Nadie pensó que levantaría cabeza, Ruth llegó a temerse lo peor al verlo vagar por los quartiers de Sena, bebiendo hasta perder toda noción de realidad. Pero Gerda sabía que se recuperaría, como un boxeador contra las cuerdas, noqueado, que en el último momento saca fuerzas de donde no las tiene y se levanta y coge de nuevo su cámara y se larga de nuevo a la guerra porque ya no sabe vivir de otro modo. Ni quiere hacerlo, tampoco.

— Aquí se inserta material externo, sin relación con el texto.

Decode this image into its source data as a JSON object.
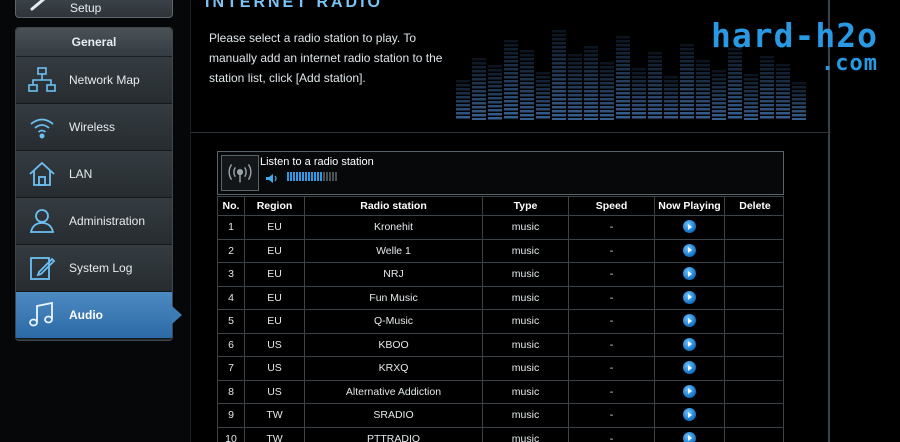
{
  "sidebar": {
    "setup_label": "Setup",
    "group_title": "General",
    "items": [
      {
        "label": "Network Map",
        "icon": "network-map-icon",
        "active": false
      },
      {
        "label": "Wireless",
        "icon": "wifi-icon",
        "active": false
      },
      {
        "label": "LAN",
        "icon": "home-icon",
        "active": false
      },
      {
        "label": "Administration",
        "icon": "user-admin-icon",
        "active": false
      },
      {
        "label": "System Log",
        "icon": "system-log-icon",
        "active": false
      },
      {
        "label": "Audio",
        "icon": "music-note-icon",
        "active": true
      }
    ]
  },
  "main": {
    "title": "INTERNET RADIO",
    "description": "Please select a radio station to play. To manually add an internet radio station to the station list, click [Add station].",
    "player": {
      "label": "Listen to a radio station",
      "volume_level": 0.7
    },
    "table": {
      "headers": [
        "No.",
        "Region",
        "Radio station",
        "Type",
        "Speed",
        "Now Playing",
        "Delete"
      ],
      "rows": [
        {
          "no": "1",
          "region": "EU",
          "station": "Kronehit",
          "type": "music",
          "speed": "-"
        },
        {
          "no": "2",
          "region": "EU",
          "station": "Welle 1",
          "type": "music",
          "speed": "-"
        },
        {
          "no": "3",
          "region": "EU",
          "station": "NRJ",
          "type": "music",
          "speed": "-"
        },
        {
          "no": "4",
          "region": "EU",
          "station": "Fun Music",
          "type": "music",
          "speed": "-"
        },
        {
          "no": "5",
          "region": "EU",
          "station": "Q-Music",
          "type": "music",
          "speed": "-"
        },
        {
          "no": "6",
          "region": "US",
          "station": "KBOO",
          "type": "music",
          "speed": "-"
        },
        {
          "no": "7",
          "region": "US",
          "station": "KRXQ",
          "type": "music",
          "speed": "-"
        },
        {
          "no": "8",
          "region": "US",
          "station": "Alternative Addiction",
          "type": "music",
          "speed": "-"
        },
        {
          "no": "9",
          "region": "TW",
          "station": "SRADIO",
          "type": "music",
          "speed": "-"
        },
        {
          "no": "10",
          "region": "TW",
          "station": "PTTRADIO",
          "type": "music",
          "speed": "-"
        }
      ]
    }
  },
  "watermark": {
    "line1": "hard-h2o",
    "line2": ".com"
  },
  "colors": {
    "accent": "#2899e2",
    "title": "#7cc4f4",
    "active_nav": "#3d7bb6"
  }
}
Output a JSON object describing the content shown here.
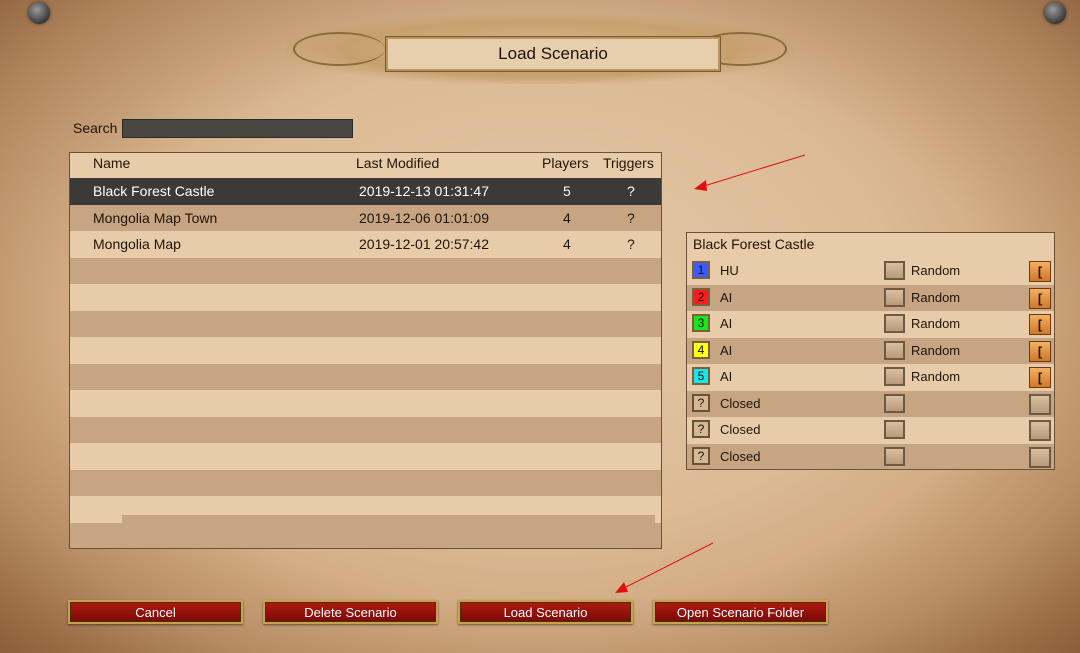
{
  "title": "Load Scenario",
  "search": {
    "label": "Search",
    "value": ""
  },
  "list": {
    "headers": {
      "name": "Name",
      "modified": "Last Modified",
      "players": "Players",
      "triggers": "Triggers"
    },
    "rows": [
      {
        "name": "Black Forest Castle",
        "modified": "2019-12-13 01:31:47",
        "players": "5",
        "triggers": "?"
      },
      {
        "name": "Mongolia Map Town",
        "modified": "2019-12-06 01:01:09",
        "players": "4",
        "triggers": "?"
      },
      {
        "name": "Mongolia Map",
        "modified": "2019-12-01 20:57:42",
        "players": "4",
        "triggers": "?"
      }
    ],
    "selected_index": 0
  },
  "players_panel": {
    "title": "Black Forest Castle",
    "players": [
      {
        "num": "1",
        "color": "#3a5bff",
        "type": "HU",
        "civ": "Random",
        "button": "["
      },
      {
        "num": "2",
        "color": "#ff1a1a",
        "type": "AI",
        "civ": "Random",
        "button": "["
      },
      {
        "num": "3",
        "color": "#19e619",
        "type": "AI",
        "civ": "Random",
        "button": "["
      },
      {
        "num": "4",
        "color": "#ffff19",
        "type": "AI",
        "civ": "Random",
        "button": "["
      },
      {
        "num": "5",
        "color": "#19e6e6",
        "type": "AI",
        "civ": "Random",
        "button": "["
      },
      {
        "num": "?",
        "color": "",
        "type": "Closed",
        "civ": "",
        "button": ""
      },
      {
        "num": "?",
        "color": "",
        "type": "Closed",
        "civ": "",
        "button": ""
      },
      {
        "num": "?",
        "color": "",
        "type": "Closed",
        "civ": "",
        "button": ""
      }
    ]
  },
  "buttons": {
    "cancel": "Cancel",
    "delete": "Delete Scenario",
    "load": "Load Scenario",
    "folder": "Open Scenario Folder"
  },
  "colors": {
    "selected_row": "#3c3a38",
    "button_red": "#9a1008",
    "annotation_arrow": "#e01010"
  }
}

Y otra vez España, hasta la derrota final; el desembarco aliado en las playas de Normandía, con la compañía E del 116.°, en la primera oleada, en Easy Red; los caminos de muerte hacia Jerusalén en la primavera de 1948, cuando Ben Gurion leyó la Declaración de Independencia israelí; las columnas de prisioneros vietnamitas avanzando con las manos atadas a las espalda en el delta del Mekong, Indochina; cada vez más cansado, menos inocente, pensando en ella cada noche, aunque conozca a otras mujeres e incluso corteje a algunas tan hermosas, como Ingrid Bergman. Era un hombre, al fin y al cabo. Desde la orilla oscura de su recuerdo Gerda esbozó una sonrisa cómplice al reconocerlo junto a su amigo Irwin Shaw en el vestíbulo del hotel Ritz. Fue una sonrisa tan natural que la enfermera creyó que estaba despierta. Robert Capa de los cojones, murmuró en voz muy baja.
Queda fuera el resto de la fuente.